Is there any way to call a function multiple times with a decorator?

Here is my code:

def call_func(**case):
    def decorator(func):
        def wrapped_function(*args, **kwargs):
            return func(*args, **case)
        return wrapped_function
    return decorator

@call_func(p=1, o=2)
@call_func(p=3, o=4)
@call_func(p=5, o=6)
def some_func(p, o):
    print(p, o)

some_func()

And the output is:

(5, 6)

But I want:

(1, 2)
(3, 4)
(5, 6)

Is this possible? And, is this Pythonic?

Answer 1

import functools
def call_func(cache={}, **case):
    def decorator(func):
        funcname = func.__name__
        if funcname not in cache:
            # save the original function
            cache[funcname] = func
        @functools.wraps(func)
        def wrapped_function(**kwargs):
            if cache[funcname] != func:
                cache[funcname](**case)
            func(**case)
        return wrapped_function
    return decorator

@call_func(p=1, o=2)
@call_func(p=3, o=4)
@call_func(p=5, o=6)
def some_func(p, o):
    print(p, o)

some_func()

yields

(1, 2)
(3, 4)
(5, 6)

---

Your call_func decorator is close to creating the desired chain of function calls. Consider that:

def call_func(**case):
    def decorator(func):
        def wrapped_function(**kwargs):
            print(case)
            func(**case)
        return wrapped_function
    return decorator

@call_func(p=1, o=2)
@call_func(p=3, o=4)
@call_func(p=5, o=6)
def some_func(p, o):
    print(p, o)

some_func()

yields

{'p': 1, 'o': 2}
{'p': 3, 'o': 4}
{'p': 5, 'o': 6}
(5, 6)

So the wrapped_functions are clearly being called in the right order, and with the desired values for case . The only problem is that we want to call the original function some_func at each stage.
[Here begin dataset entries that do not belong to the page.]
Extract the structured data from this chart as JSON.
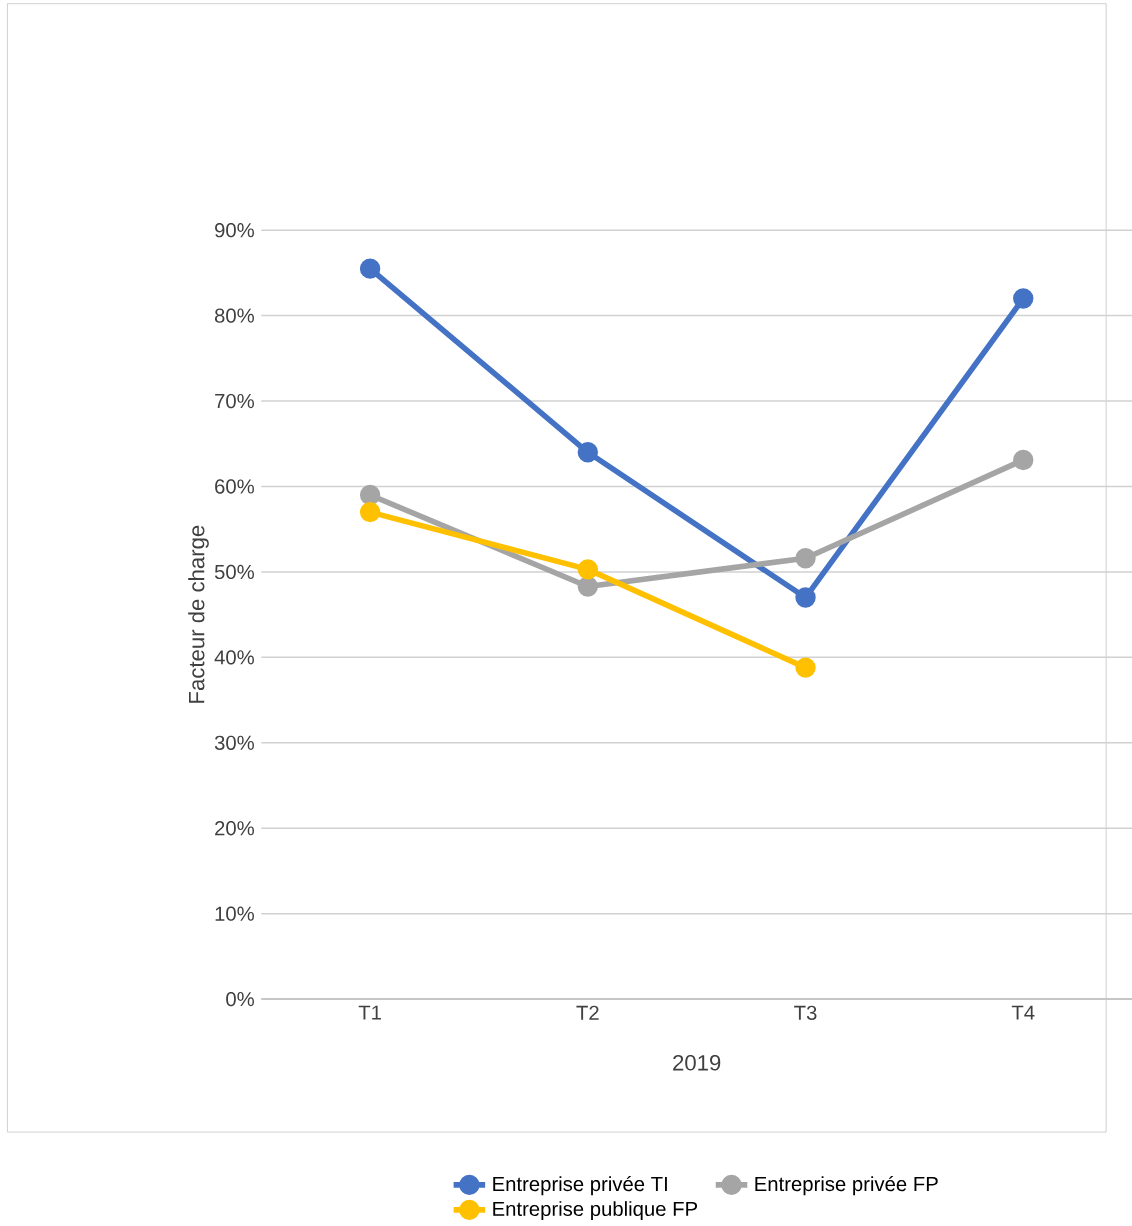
{
  "chart_data": {
    "type": "line",
    "ylabel": "Facteur de charge",
    "xlabel": "2019",
    "categories": [
      "T1",
      "T2",
      "T3",
      "T4"
    ],
    "series": [
      {
        "name": "Entreprise privée TI",
        "color": "#4472c4",
        "values": [
          85.5,
          64,
          47,
          82
        ]
      },
      {
        "name": "Entreprise privée FP",
        "color": "#a5a5a5",
        "values": [
          59,
          48.3,
          51.6,
          63.1
        ]
      },
      {
        "name": "Entreprise publique FP",
        "color": "#ffc000",
        "values": [
          57,
          50.3,
          38.8,
          null
        ]
      }
    ],
    "ylim": [
      0,
      90
    ],
    "yticks": [
      {
        "value": 0,
        "label": "0%"
      },
      {
        "value": 10,
        "label": "10%"
      },
      {
        "value": 20,
        "label": "20%"
      },
      {
        "value": 30,
        "label": "30%"
      },
      {
        "value": 40,
        "label": "40%"
      },
      {
        "value": 50,
        "label": "50%"
      },
      {
        "value": 60,
        "label": "60%"
      },
      {
        "value": 70,
        "label": "70%"
      },
      {
        "value": 80,
        "label": "80%"
      },
      {
        "value": 90,
        "label": "90%"
      }
    ],
    "grid": "y",
    "legend": "bottom",
    "marker": "circle",
    "line_style": "solid"
  }
}
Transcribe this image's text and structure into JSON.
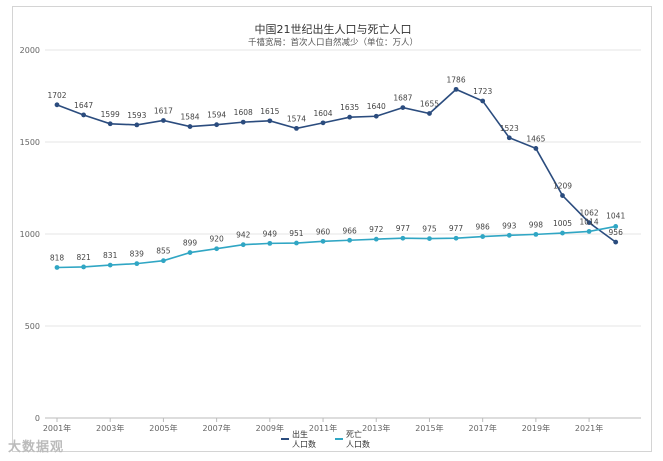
{
  "chart_data": {
    "type": "line",
    "title": "中国21世纪出生人口与死亡人口",
    "subtitle": "千禧宽局：首次人口自然减少（单位：万人）",
    "x": [
      2001,
      2002,
      2003,
      2004,
      2005,
      2006,
      2007,
      2008,
      2009,
      2010,
      2011,
      2012,
      2013,
      2014,
      2015,
      2016,
      2017,
      2018,
      2019,
      2020,
      2021,
      2022
    ],
    "x_tick_labels": [
      "2001年",
      "2003年",
      "2005年",
      "2007年",
      "2009年",
      "2011年",
      "2013年",
      "2015年",
      "2017年",
      "2019年",
      "2021年"
    ],
    "y_ticks": [
      0,
      500,
      1000,
      1500,
      2000
    ],
    "ylim": [
      0,
      2000
    ],
    "grid": true,
    "legend_position": "bottom",
    "series": [
      {
        "name": "出生人口数",
        "legend_line1": "出生",
        "legend_line2": "人口数",
        "color": "#2b4c7e",
        "values": [
          1702,
          1647,
          1599,
          1593,
          1617,
          1584,
          1594,
          1608,
          1615,
          1574,
          1604,
          1635,
          1640,
          1687,
          1655,
          1786,
          1723,
          1523,
          1465,
          1209,
          1062,
          956
        ],
        "labels": [
          "1702",
          "1647",
          "1599",
          "1593",
          "1617",
          "1584",
          "1594",
          "1608",
          "1615",
          "1574",
          "1604",
          "1635",
          "1640",
          "1687",
          "1655",
          "1786",
          "1723",
          "1523",
          "1465",
          "1209",
          "1062",
          "956"
        ]
      },
      {
        "name": "死亡人口数",
        "legend_line1": "死亡",
        "legend_line2": "人口数",
        "color": "#30a6c4",
        "values": [
          818,
          821,
          831,
          839,
          855,
          899,
          920,
          942,
          949,
          951,
          960,
          966,
          972,
          977,
          975,
          977,
          986,
          993,
          998,
          1005,
          1014,
          1041
        ],
        "labels": [
          "818",
          "821",
          "831",
          "839",
          "855",
          "899",
          "920",
          "942",
          "949",
          "951",
          "960",
          "966",
          "972",
          "977",
          "975",
          "977",
          "986",
          "993",
          "998",
          "1005",
          "1014",
          "1041"
        ]
      }
    ]
  },
  "watermark": "大数据观"
}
Somehow we need to give each wrapped_function access to the original some_func .

We can do that by giving call_func a cache which records the first time it sees a function of a certain name. This is the purpose of

def call_func(cache={}, **case):
    def decorator(func):
        funcname = func.__name__
        if funcname not in cache:
            # save the original function
            cache[funcname] = func

Answer 2

Here are two ways to do it with single decorators. The tricky part is that you can't have multiples of the same key in a dict. The first way uses a list of dicts. The second way uses a dict of tuples, so we can take advantage of Python's machinery for passing named arguments to build the dict from the supplied args.

#!/usr/bin/env python

''' Decorator demo

    Decorate a function so it can be called multiple times 
    with different args specified in the decorator.

    From http://stackoverflow.com/q/28767826/4014959

    Written by PM 2Ring 2015.02.28
'''

from __future__ import print_function

def multicall0(argdicts):
    def decorator(func):
        def wrapped_function(*args, **kwargs):
            for d in argdicts:
                func(**d)
        return wrapped_function
    return decorator

dlist = [
    {'p':1, 'o':2}, 
    {'p':3, 'o':4}, 
    {'p':5, 'o':6},
]

@multicall0(dlist)
def some_func(p, o):
    print(p, o)

some_func()

# ------------------------------------

def multicall1(**kwargs):
    def decorator(func):
        dlist = [[(k, v) for v in kwargs[k]] for k in kwargs.keys()]
        argdicts = [dict(item) for item in zip(*dlist)]
        def wrapped_function(*args, **kwargs):
            for d in argdicts:
                func(**d)
        return wrapped_function
    return decorator

@multicall1(p=(10, 30, 50, 70), o=(20, 40, 60, 80))
def another_func(p, o):
    print(p, o)

another_func()

output

1 2
3 4
5 6
10 20
30 40
50 60
70 80

Is it Pythonic? Maybe not. :)